Brilio.net - Saya seorang wanita, bungsu dari 3 bersaudara dan terlahir sebagai satu-satunya anak perempuan dalam keluarga. Almarhum papa meninggal 9 bulan sebelum saya lahir, kecelakaan yang menimpanya kala itu membuat kedatangan saya ke dunia disambut dengan kondisi yang penuh dengan kesederhanaan. Lahir di rumah, dengan bantuan tangan bidan dan ketika itu hanya mengenal mama serta kedua kakak saya yang masih kecil sekitar umur 8 tahun dan 4 tahun.

Mama saya seorang ibu rumah tangga pekerja keras dan tanpa kehadiran kepala keluarga untuk selamanya, secara mendadak mengubah keadaan yang tadinya serba berkecukupan menjadi terbatas. Mama memilih untuk hidup sendiri, mengesampingkan keinginannya untuk kembali menikah dan mengutamakan mencari uang sambil mengasuh ketiga anaknya yang masih kecil-kecil. Apapun ia jalani demi bisa menghasilkan uang untuk membeli beras, susu, biaya sehari-hari yang tak terhitung banyaknya. Beberapa profesi ia geluti seperti menjadi sales kosmetik, menerima pesanan masakan, berjualan makanan dan sebagainya.

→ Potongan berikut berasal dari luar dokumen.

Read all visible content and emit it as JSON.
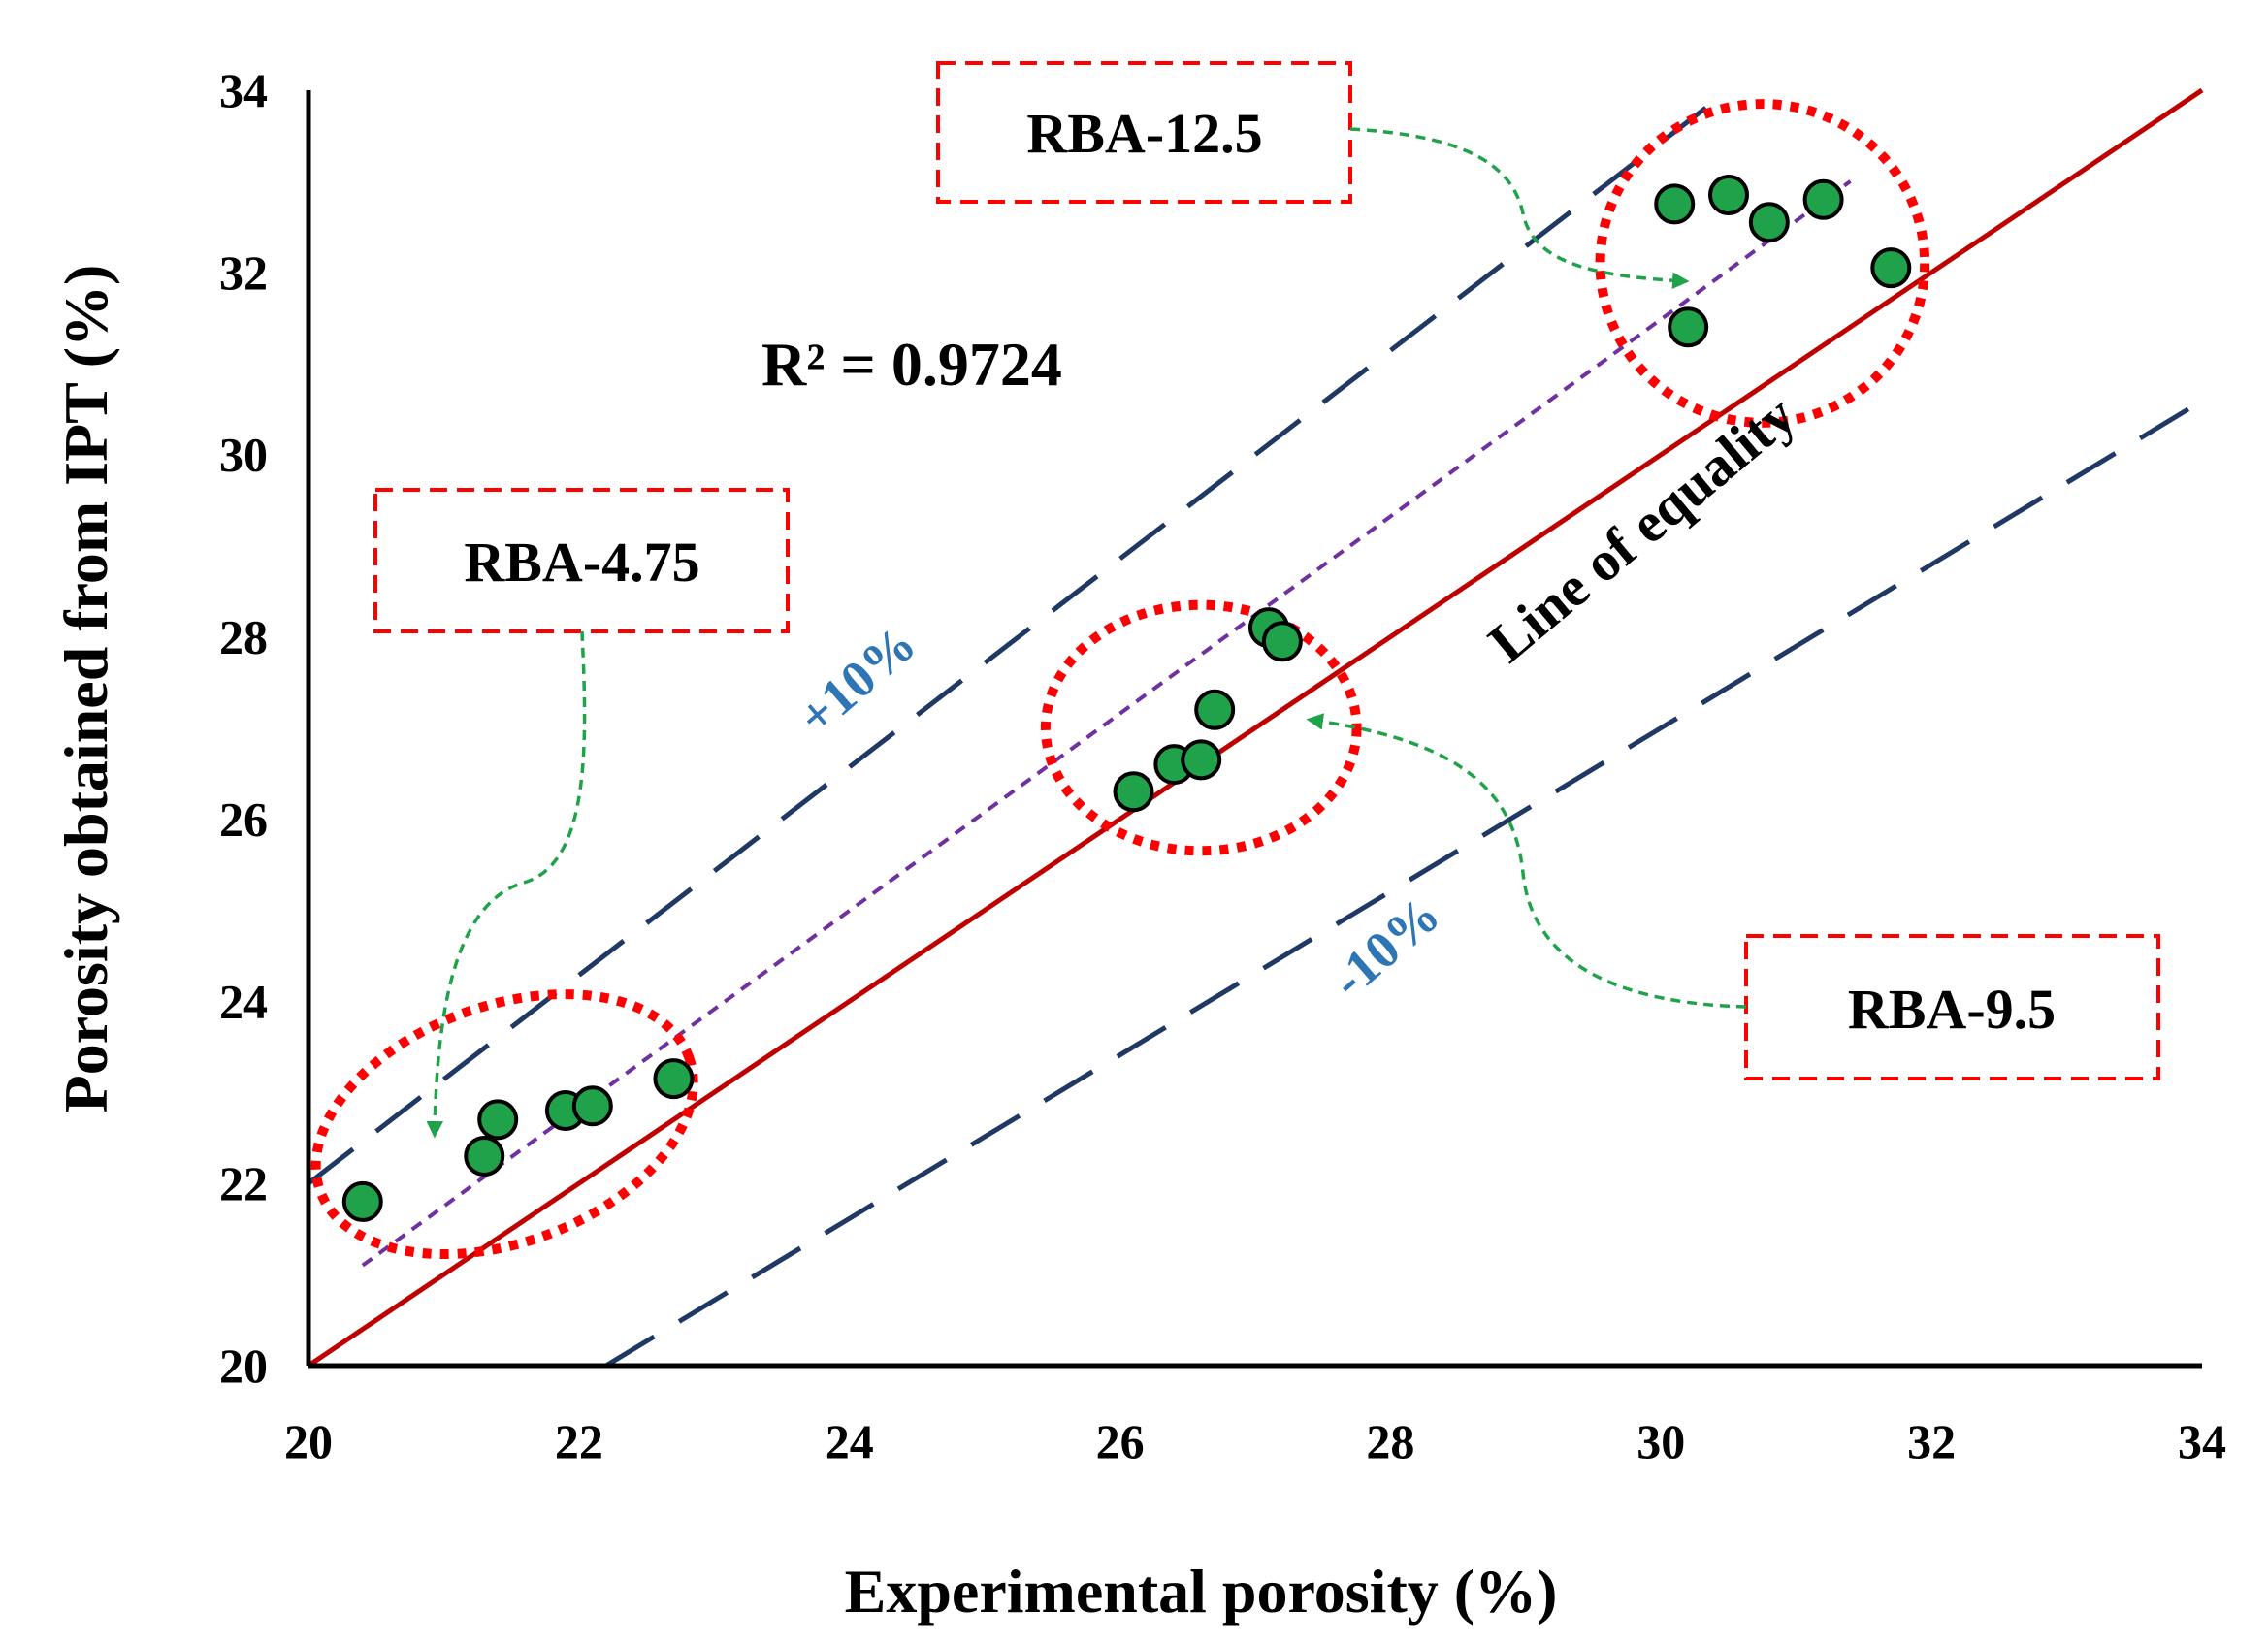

Meskipun begitu, besar harapan mama untuk bisa membesarkan ketiga anaknya sampai berhasil dan sukses. Segala cemoohan dan hinaan orang hanya ia pendam dalam hati ketika merasakan pahitnya kondisi, keuangan saat itu mengharuskan beliau untuk berhutang sana-sini demi untuk menyambung kebutuhan hidup dan meneruskan sekolah kami bertiga. Pernah suatu hari, mama kehabisan uang tatkala beras habis dan kami bertiga tidak punya ongkos untuk pergi ke sekolah. Dengan menahan tangis, mama bersama kakak pertama saya menggali tanah kebun kecil di sekitar rumah kami untuk mendapatkan tanaman bumbu dapur seperti kunyit, jahe, lengkuas dengan harapan bisa dijual dan dibelikan beras serta untuk ongkos sekolah.

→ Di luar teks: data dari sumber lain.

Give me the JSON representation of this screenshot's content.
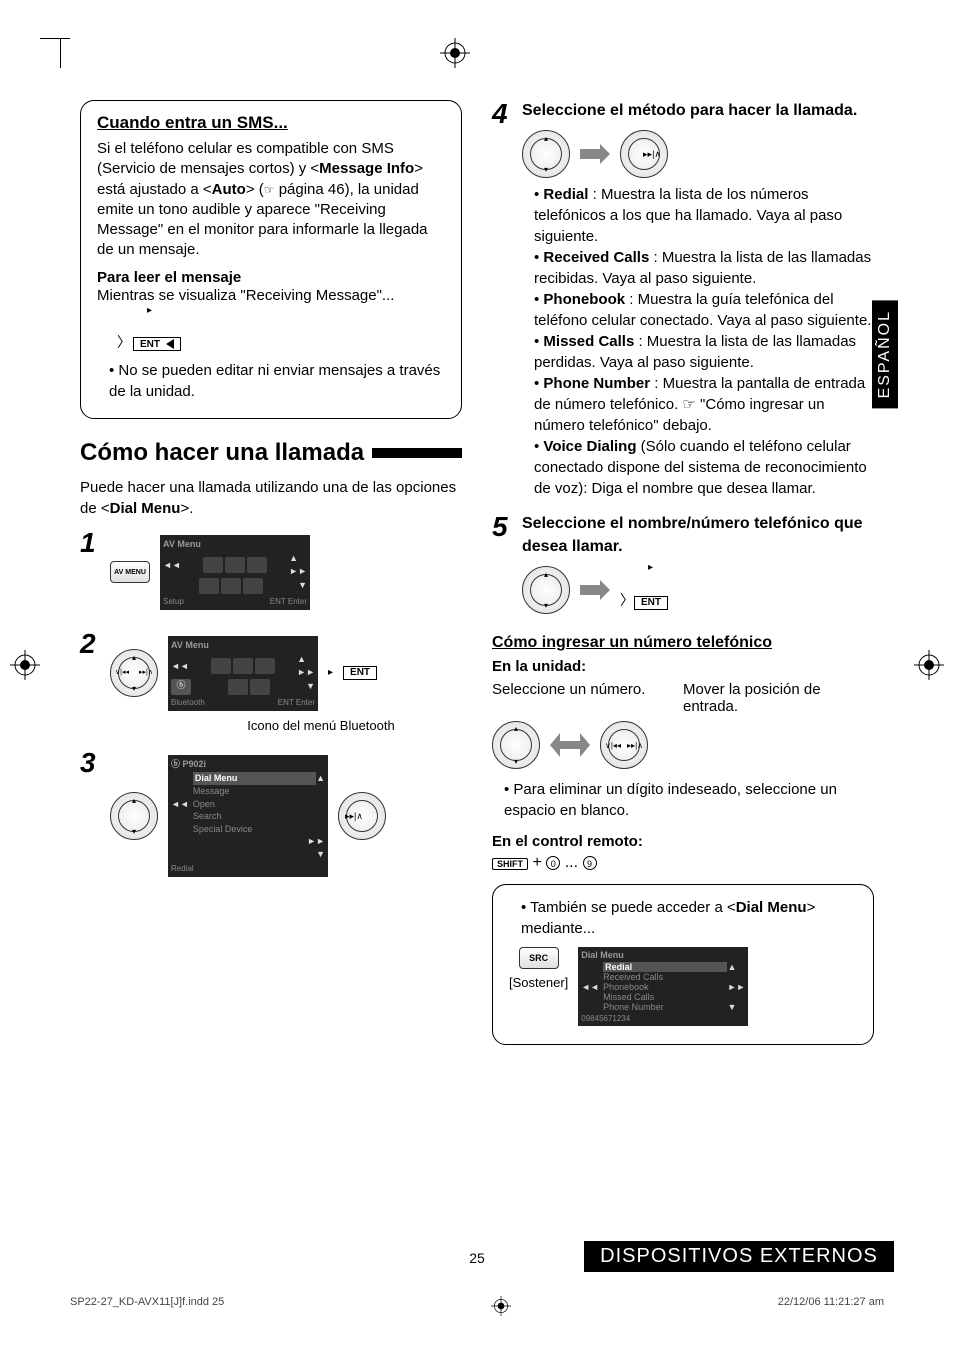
{
  "page_number": "25",
  "side_tab": "ESPAÑOL",
  "footer_band": "DISPOSITIVOS EXTERNOS",
  "print_footer_left": "SP22-27_KD-AVX11[J]f.indd   25",
  "print_footer_right": "22/12/06   11:21:27 am",
  "sms_box": {
    "title": "Cuando entra un SMS...",
    "para": "Si el teléfono celular es compatible con SMS (Servicio de mensajes cortos) y <Message Info> está ajustado a <Auto> (☞ página 46), la unidad emite un tono audible y aparece \"Receiving Message\" en el monitor para informarle la llegada de un mensaje.",
    "sub": "Para leer el mensaje",
    "sub_para": "Mientras se visualiza \"Receiving Message\"...",
    "ent_label": "ENT",
    "bullet": "No se pueden editar ni enviar mensajes a través de la unidad."
  },
  "call_section": {
    "title": "Cómo hacer una llamada",
    "intro": "Puede hacer una llamada utilizando una de las opciones de <Dial Menu>.",
    "bt_caption": "Icono del menú Bluetooth",
    "av_menu_btn": "AV MENU",
    "screen1": {
      "title": "AV Menu",
      "foot_l": "Setup",
      "foot_r": "ENT Enter"
    },
    "screen2": {
      "title": "AV Menu",
      "foot_l": "Bluetooth",
      "foot_r": "ENT Enter"
    },
    "screen3": {
      "device": "P902i",
      "items": [
        "Dial Menu",
        "Message",
        "Open",
        "Search",
        "Special Device"
      ],
      "foot": "Redial"
    }
  },
  "step4": {
    "title": "Seleccione el método para hacer la llamada.",
    "items": [
      {
        "b": "Redial",
        "t": " : Muestra la lista de los números telefónicos a los que ha llamado. Vaya al paso siguiente."
      },
      {
        "b": "Received Calls",
        "t": " : Muestra la lista de las llamadas recibidas. Vaya al paso siguiente."
      },
      {
        "b": "Phonebook",
        "t": " : Muestra la guía telefónica del teléfono celular conectado. Vaya al paso siguiente."
      },
      {
        "b": "Missed Calls",
        "t": " : Muestra la lista de las llamadas perdidas. Vaya al paso siguiente."
      },
      {
        "b": "Phone Number",
        "t": " : Muestra la pantalla de entrada de número telefónico. ☞ \"Cómo ingresar un número telefónico\" debajo."
      },
      {
        "b": "Voice Dialing",
        "t": " (Sólo cuando el teléfono celular conectado dispone del sistema de reconocimiento de voz): Diga el nombre que desea llamar."
      }
    ]
  },
  "step5": {
    "title": "Seleccione el nombre/número telefónico que desea llamar.",
    "ent_label": "ENT"
  },
  "enter_number": {
    "title": "Cómo ingresar un número telefónico",
    "unit_hdr": "En la unidad:",
    "col_l": "Seleccione un número.",
    "col_r": "Mover la posición de entrada.",
    "bullet": "Para eliminar un dígito indeseado, seleccione un espacio en blanco.",
    "remote_hdr": "En el control remoto:",
    "shift": "SHIFT",
    "plus": " + ",
    "n0": "0",
    "dots": "...",
    "n9": "9"
  },
  "also_box": {
    "line": "También se puede acceder a <Dial Menu> mediante...",
    "src": "SRC",
    "hold": "[Sostener]",
    "screen": {
      "title": "Dial Menu",
      "items": [
        "Redial",
        "Received Calls",
        "Phonebook",
        "Missed Calls",
        "Phone Number"
      ],
      "foot": "09845671234"
    }
  }
}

Seiring masa pertumbuhan, mama pernah sangat cemas dan bingung ketika saya mengalami demam tinggi karena pergelangan tangan kiri saya retak setelah jatuh terpeleset. Karena tidak ada uang untuk berobat, mama berkeliling menjual radio lama peninggalan almarhum papa untuk mendapatkan uang sebagai biaya berobat. Itu semua hanya sebagian kecil dari drama kehidupan keluarga kami dengan mama sebagai peran utamanya. Tidak akan pernah cukup kata dan ruang untuk menuliskan semua jerih payah dan kisah pedih yang mama dan kami alami, bahkan ketika ia harus merelakan harta nya yang paling berharga, yaitu rumah warisan almarhum papa untuk dijual demi membiayai pendidikan kami bertiga ke level sarjana.

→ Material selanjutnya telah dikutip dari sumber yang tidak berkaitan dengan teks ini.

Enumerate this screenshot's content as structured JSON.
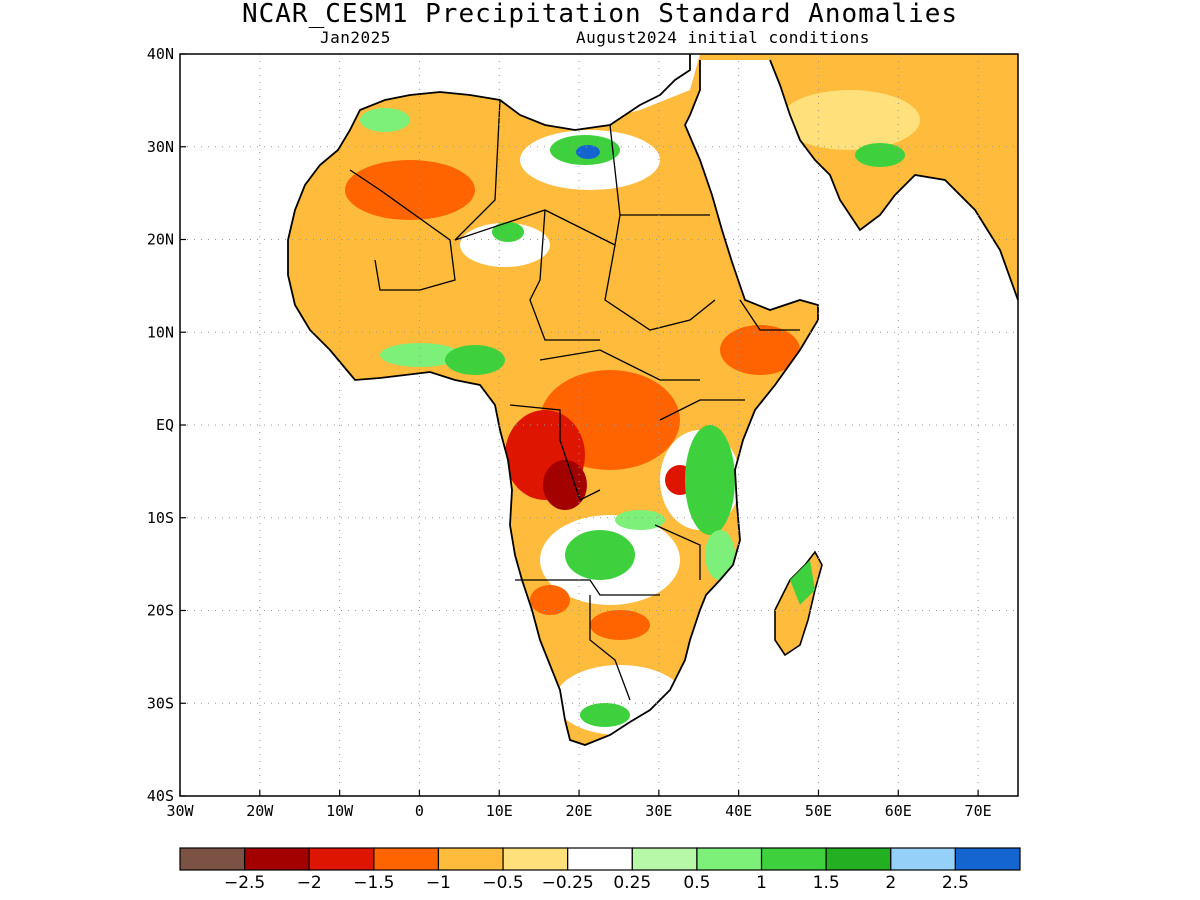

Kini mama sudah separuh abad, dengan hari-hari yang mama habiskan di rumah kontrakan sederhana bersama kakak saya, memandangi foto wisuda kami satu per satu dengan senyum haru. Mama sudah tidak memiliki harta lagi, namun kasihnya tidak akan pernah habis untuk kami. Sebesar apapun usaha kami bertiga, tidak akan sanggup mengganti semua keringat dan air matanya. Maka, sekiranya pembaca berkenan mendoakan kami bertiga untuk diberi kesempatan membahagiakan mama dengan cara kami masing-masing.